This has been quite a challenge but in the end we made the http://disco-tools.eu/disco2_portal/terms.php page knee before us. It was a way paved with roadblocks. Many were kind of expected and easy to smash, but other ones (end of 2nd, 5th and 6th attempts) were not only unexpected but also quite difficult to de-atomize and required special care.
First we downloaded all the page from my AS-IS proxy instead of YQL, using my simple $.proxyGet() plugin. Then we appended the page into the body of a jsFiddle. As expected, we got a very rough result: no images, no stylesheets, lots of errors in the console.
Many of those errors depended upon the fact that the page was using relative URLs instead of absolute, so we fixed that before appending. As for jQuery, the page downloaded and used version 1.7.2 but we needed jQuery before, so we removed it from the page before appending and downgraded our own jQuery to 1.7.2 to guarantee compatibility.
That was all pretty standard stuff.
The first big roadblock appeared at the end of the second attempt. Scripts didn’t execute in the order they were appended. We declared yepnope.js an External Resource in our jsFiddle, and sandwiched the $().append() into a couple of additional lines.
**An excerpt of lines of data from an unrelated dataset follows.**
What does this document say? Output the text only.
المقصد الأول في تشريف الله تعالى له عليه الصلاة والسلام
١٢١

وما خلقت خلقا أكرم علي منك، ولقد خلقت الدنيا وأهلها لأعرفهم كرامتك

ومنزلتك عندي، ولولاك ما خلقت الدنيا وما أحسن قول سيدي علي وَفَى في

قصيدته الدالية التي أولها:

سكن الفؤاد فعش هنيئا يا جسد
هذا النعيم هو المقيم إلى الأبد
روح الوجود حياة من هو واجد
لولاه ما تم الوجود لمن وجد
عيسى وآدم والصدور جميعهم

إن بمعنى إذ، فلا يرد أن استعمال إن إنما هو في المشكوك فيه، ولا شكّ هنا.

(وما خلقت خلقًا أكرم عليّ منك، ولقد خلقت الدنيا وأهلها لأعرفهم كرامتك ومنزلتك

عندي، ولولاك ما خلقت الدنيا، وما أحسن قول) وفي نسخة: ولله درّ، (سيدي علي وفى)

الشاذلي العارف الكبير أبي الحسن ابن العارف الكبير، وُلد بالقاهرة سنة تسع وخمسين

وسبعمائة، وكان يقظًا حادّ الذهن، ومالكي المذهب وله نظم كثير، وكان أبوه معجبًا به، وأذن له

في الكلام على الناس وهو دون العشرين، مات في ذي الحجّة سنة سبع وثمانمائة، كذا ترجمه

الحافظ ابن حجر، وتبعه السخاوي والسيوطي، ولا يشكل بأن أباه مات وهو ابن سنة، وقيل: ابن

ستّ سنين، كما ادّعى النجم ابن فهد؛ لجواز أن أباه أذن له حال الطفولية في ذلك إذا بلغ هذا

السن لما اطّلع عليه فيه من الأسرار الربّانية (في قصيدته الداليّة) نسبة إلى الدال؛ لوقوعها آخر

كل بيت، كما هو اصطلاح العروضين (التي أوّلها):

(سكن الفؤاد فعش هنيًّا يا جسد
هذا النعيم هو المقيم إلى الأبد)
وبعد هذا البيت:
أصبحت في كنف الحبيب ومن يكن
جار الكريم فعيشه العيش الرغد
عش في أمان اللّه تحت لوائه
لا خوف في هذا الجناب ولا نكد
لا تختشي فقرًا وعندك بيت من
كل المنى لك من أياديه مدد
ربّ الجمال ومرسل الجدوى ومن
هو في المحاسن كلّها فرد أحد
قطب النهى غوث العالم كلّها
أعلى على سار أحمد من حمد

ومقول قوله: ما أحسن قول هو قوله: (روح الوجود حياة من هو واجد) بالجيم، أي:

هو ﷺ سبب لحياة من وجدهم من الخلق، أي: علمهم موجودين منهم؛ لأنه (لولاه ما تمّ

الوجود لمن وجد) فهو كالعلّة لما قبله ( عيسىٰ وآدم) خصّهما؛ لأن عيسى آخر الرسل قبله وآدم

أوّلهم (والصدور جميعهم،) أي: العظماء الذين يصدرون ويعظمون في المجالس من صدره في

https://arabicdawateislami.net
First we removed all the scripts from the page and then we added them back by means of yepnope. Thus we got rid of all the errors related to appending the page into the body.
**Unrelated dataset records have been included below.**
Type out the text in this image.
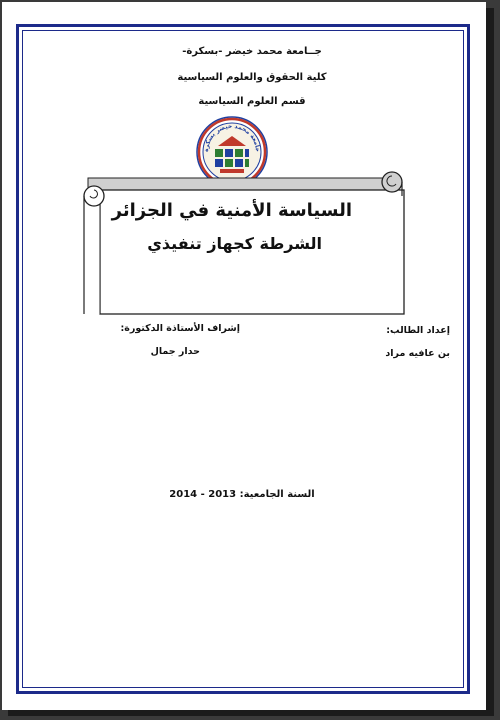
جــامعة محمد خيضر -بسكرة-
كلية الحقوق والعلوم السياسية
قسم العلوم السياسية
جامعة محمد خيضر بسكرة
السياسة الأمنية في الجزائر
الشرطة كجهاز تنفيذي
إعداد الطالب:
بن عافيه مراد
إشراف الأستاذة الدكتورة:
حدار جمال
السنة الجامعية: 2013 - 2014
The second big roadblock appeared at the end of the fifth attempt. Scripts issued relative AJAX calls. We injected a beforeSend callback into our AJAX setup. Then, for selected URLs, we made requests pass through my proxy instead of pointing to their original server. Thus we got rid of all the errors related to toggling already downloaded nodes.
That’s all Folks!
Last but not least
My proxy only passes the request through to the intended server if it finds a secret code in the URL. If it does not, instead of just giving up, it tries to fulfill the current request by sending back a previously cached response. But if no cache exists, then it will return an empty response. What does that mean for you? It means that for some clicks in the thesaurus you will get expected responses (cache hits), so that you can fiddle around for real. If instead you unexpectedly saw the last error (i.e. the one at the end of the sixth attempt), then it should be because of a cache miss.